For many years, Australia have been winning over 70 per cent of their matches thanks to a strong and varied attack built around the magic of Shane Warne and the miserly accuracy of Glenn McGrath. Suddenly in India they find themselves with a reasonable pace attack, albeit not entirely suited to Indian conditions and a spin attack too dependant on a bunch of slow bowling part-timers. Not surprisingly, they were unable to dismiss India cheaply and there were serious questions about the whereabouts of the next wicket-taking spinner.
Despite the uncertainty surrounding Australia's slow bowling stocks, they still have an extremely strong batting line-up headed by the brilliant Ricky Ponting and the belligerent Matthew Hayden. They were still going to post decent scores but, only supported by an unbalanced attack, they could expect to endure a few more losses and a lot more draws.
Then Jason Krejza made a belated but telling appearance in the series and suddenly the Australian attack appeared a lot better balanced. When looking at the prospects of a team, the first thing to evaluate is the attack; a team will not win consistently without a strong and balanced bowling quartet.
This is why India's future, despite an aging middle-order, appeared much rosier than Australia throughout the series. They have the ideal balance in attack; a left-arm pace bowler who swings the ball, a thoughtful, tall right-armer with pace and bounce, followed by a successful off-spinner and a budding leg-spinner.
There appears to be depth in both pace and spin but India's flaw, and it has been with them for a long time, is the failure to produce a top-class all-rounder. Apart from that headache the big question for India is one of timing; is the great batting era passing just as the attack is reaching full potency?
There are signs that India have some viable replacement batting options. In Virender Sehwag and Gautam Gambhir they have a dynamic opening combination that should be around for some time. The promising debut of Murali Vijay should give confidence that there's a replacement opener on call for any emergency. He also looked like he could easily fill a top order batting slot, particularly at No. 3 where Rahul Dravid is now struggling.
Then there's Rohit Sharma who was impressive in both technique and temperament when he toured Australia. He's now turning potential into consistent runs at the first-class level and the way is now open to blood him in the Test side with Sourav Ganguly retiring.
With Sachin Tendulkar and VVS Laxman still displaying good form, they should be around for a while to guide the younger players.
The one area of concern for the Indian selectors is to find young players who can both bat and field.

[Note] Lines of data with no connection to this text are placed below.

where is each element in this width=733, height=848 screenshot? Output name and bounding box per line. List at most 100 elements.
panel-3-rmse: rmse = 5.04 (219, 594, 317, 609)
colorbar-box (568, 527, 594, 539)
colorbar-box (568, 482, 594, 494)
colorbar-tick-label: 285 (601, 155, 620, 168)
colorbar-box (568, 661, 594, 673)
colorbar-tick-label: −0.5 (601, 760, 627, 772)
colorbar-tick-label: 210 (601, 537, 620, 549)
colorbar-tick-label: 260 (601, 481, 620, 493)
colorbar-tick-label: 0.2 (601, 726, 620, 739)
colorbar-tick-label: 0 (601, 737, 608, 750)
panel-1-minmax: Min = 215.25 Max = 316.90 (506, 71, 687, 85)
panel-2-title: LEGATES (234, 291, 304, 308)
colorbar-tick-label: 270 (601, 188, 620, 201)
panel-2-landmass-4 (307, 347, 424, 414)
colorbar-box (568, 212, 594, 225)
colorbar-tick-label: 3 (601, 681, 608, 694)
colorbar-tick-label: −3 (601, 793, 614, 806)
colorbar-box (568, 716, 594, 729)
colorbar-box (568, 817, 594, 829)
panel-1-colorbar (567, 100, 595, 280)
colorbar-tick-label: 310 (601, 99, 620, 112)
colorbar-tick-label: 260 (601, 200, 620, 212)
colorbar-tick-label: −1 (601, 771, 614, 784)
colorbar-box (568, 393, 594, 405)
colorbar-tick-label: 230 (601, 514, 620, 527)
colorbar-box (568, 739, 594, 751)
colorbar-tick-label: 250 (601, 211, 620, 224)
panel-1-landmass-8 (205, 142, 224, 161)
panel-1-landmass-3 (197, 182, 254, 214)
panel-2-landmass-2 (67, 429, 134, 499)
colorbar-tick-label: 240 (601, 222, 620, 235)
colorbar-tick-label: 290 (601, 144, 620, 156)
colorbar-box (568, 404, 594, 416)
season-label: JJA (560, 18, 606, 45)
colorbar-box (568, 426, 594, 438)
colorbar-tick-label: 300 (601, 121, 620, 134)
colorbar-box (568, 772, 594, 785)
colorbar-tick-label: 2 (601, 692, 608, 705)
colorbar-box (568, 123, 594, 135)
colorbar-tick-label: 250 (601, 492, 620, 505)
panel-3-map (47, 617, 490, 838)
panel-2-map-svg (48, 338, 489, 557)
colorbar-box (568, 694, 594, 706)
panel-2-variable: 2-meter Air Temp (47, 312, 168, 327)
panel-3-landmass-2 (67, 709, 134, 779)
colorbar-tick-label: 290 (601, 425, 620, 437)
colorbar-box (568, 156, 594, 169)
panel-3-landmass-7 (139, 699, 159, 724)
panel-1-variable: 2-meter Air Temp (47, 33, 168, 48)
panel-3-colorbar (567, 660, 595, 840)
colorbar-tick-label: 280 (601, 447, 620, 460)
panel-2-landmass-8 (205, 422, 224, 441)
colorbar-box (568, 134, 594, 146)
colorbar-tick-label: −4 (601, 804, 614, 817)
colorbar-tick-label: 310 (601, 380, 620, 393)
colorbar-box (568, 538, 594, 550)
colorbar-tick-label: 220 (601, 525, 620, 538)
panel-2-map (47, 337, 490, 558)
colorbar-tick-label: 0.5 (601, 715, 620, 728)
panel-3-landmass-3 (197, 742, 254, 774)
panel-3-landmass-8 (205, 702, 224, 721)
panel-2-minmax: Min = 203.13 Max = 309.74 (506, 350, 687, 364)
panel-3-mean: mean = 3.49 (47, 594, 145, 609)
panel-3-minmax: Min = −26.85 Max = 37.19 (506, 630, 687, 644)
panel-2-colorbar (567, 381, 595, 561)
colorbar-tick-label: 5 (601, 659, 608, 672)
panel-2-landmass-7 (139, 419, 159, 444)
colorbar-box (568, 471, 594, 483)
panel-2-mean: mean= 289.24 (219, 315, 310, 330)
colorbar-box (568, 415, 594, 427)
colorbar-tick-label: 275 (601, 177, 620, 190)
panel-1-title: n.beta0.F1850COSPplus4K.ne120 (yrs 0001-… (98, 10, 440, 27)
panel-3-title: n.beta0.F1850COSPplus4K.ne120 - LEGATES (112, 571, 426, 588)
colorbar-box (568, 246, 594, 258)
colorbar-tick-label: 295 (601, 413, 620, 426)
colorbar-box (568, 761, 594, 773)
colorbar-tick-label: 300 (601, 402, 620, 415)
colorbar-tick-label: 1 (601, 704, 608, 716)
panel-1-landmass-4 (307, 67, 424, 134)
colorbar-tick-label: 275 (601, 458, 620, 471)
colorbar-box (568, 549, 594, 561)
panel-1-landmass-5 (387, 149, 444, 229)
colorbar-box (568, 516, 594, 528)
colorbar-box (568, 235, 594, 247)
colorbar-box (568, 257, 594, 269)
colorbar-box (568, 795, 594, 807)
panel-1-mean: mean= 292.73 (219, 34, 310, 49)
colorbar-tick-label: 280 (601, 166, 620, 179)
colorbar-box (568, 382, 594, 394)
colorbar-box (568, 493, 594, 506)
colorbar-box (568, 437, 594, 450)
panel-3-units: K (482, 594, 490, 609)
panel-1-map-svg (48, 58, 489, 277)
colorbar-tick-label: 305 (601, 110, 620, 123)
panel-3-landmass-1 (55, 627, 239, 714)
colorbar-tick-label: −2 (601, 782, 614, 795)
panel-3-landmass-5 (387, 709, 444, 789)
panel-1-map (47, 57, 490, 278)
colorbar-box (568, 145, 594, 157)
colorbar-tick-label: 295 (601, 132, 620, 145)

At crucial times in the current series India had the chance to put Australia away but didn't because of sloppy fielding. No team can expect to dominate without good catching to back strong bowling.
So are these two teams, who have provided world cricket with rare tense Test matches it desperately needs, heading in opposite directions?
There are a couple of things you know about Australian cricket; they will continue to bat well and their out cricket (fielding and running between wickets) is generally of a high standard and they will always play hard for the full five days. A depleted attack will see their winning percentage drop considerably.
Unless India address their flaws in the field and the lack of an all-rounder they will continue to play slightly below the potential of a team with a potent attack.
These aspects will also stop India supplanting Australia as the dominant number one but the rivalry should still be ongoing and extremely intense.